Given the many issues our society is burdened with solving, our media outlets should be open spaces for dialogue that do not answer to well-funded organizations with strong opinions. In an ideal world, opinion-driven ads would not have a place next to objective news content.
Alternative media outlets and platforms have attempted to “counter certain discursive trends in the public sphere and to give voice to those who are fighting for women’s rights, racial equality and general respect for humanity,” Peterson said.
As students in a metropolitan center, we do not have to veer far to find alternate media outlets. Organizations such as the Media Mobilizing Project have been providing an open space for the otherwise voiceless citizens of Philadelphia to engage in public discourse for years. MMP has established community-generated blogs, radio shows and a TV show that aim to end poverty by mobilizing poor and working people of all colors.

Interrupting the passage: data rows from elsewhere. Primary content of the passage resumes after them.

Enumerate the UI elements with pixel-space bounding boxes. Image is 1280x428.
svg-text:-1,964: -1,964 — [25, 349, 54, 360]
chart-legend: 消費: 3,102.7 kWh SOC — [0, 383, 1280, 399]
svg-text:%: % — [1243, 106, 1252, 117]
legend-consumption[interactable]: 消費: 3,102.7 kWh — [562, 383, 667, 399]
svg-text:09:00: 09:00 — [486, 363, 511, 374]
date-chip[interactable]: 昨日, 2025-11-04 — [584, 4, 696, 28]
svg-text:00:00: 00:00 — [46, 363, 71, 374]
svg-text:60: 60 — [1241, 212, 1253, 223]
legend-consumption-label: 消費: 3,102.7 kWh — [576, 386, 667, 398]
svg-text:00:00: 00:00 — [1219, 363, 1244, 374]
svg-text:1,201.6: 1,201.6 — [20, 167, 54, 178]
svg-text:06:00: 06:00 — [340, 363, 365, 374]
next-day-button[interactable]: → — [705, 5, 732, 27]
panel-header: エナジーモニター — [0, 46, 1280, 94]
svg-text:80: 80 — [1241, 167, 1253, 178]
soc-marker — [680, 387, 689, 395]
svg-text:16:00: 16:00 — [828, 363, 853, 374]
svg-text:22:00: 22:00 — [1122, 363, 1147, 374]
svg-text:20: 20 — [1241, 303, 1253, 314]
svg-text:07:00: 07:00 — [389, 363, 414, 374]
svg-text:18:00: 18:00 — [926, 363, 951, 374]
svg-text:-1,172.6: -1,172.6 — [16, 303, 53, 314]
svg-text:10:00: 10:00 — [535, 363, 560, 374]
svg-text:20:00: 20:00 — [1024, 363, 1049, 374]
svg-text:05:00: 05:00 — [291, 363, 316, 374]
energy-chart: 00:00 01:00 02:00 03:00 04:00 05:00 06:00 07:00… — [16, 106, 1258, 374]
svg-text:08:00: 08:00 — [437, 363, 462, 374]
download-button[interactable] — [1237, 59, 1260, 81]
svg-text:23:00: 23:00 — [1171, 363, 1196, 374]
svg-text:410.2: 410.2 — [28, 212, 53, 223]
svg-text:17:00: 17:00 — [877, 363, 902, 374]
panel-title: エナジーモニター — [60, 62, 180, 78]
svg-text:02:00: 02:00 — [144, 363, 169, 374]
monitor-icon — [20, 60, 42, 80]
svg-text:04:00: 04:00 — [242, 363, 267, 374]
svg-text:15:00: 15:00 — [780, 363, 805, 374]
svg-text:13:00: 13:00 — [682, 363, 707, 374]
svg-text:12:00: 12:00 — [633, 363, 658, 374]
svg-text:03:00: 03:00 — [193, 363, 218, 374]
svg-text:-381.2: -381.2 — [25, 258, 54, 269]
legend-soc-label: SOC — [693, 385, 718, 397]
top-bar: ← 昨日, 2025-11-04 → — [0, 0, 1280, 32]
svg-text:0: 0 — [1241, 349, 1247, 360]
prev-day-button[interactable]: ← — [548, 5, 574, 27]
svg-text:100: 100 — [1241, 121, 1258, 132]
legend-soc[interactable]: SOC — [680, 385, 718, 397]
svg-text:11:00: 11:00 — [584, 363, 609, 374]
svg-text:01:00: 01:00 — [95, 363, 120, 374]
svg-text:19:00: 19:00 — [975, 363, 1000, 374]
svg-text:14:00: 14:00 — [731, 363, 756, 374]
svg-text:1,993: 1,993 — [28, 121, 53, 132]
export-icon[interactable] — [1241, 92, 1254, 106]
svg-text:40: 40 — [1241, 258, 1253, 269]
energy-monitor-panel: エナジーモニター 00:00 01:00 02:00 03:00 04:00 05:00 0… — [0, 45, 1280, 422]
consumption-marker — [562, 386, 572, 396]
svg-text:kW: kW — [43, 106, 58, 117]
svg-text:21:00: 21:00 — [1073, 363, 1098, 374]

“Too often, the people of our city and beyond stand alone in silence, divided and isolated,” MMP Digital Inclusion Director and Web Strategist Bryan Mercer said. “When we share our stories for the purposes of educating, organizing and network building. It becomes possible to disrupt the stereotypes and structures that keep us divided and to build a powerful movement in which our different fronts of struggle become one.”
MMP is an example of an organization that generates news content while simultaneously building a strong and open community — something that all traditional media outlets should not lose sight of. Rather than favoring well-endowed organizations that have the ability to publish potentially hurtful ads, publications have the duty to level the playing field and ensure that all sides of the debate may voice their opinion.
Don’t get me wrong. I have no qualms with free speech, since I am obviously utilizing that right as you read. What I ask of you, however, is to think critically about what you hear, read and watch. And above all, to ask your media outlets to adopt higher standards.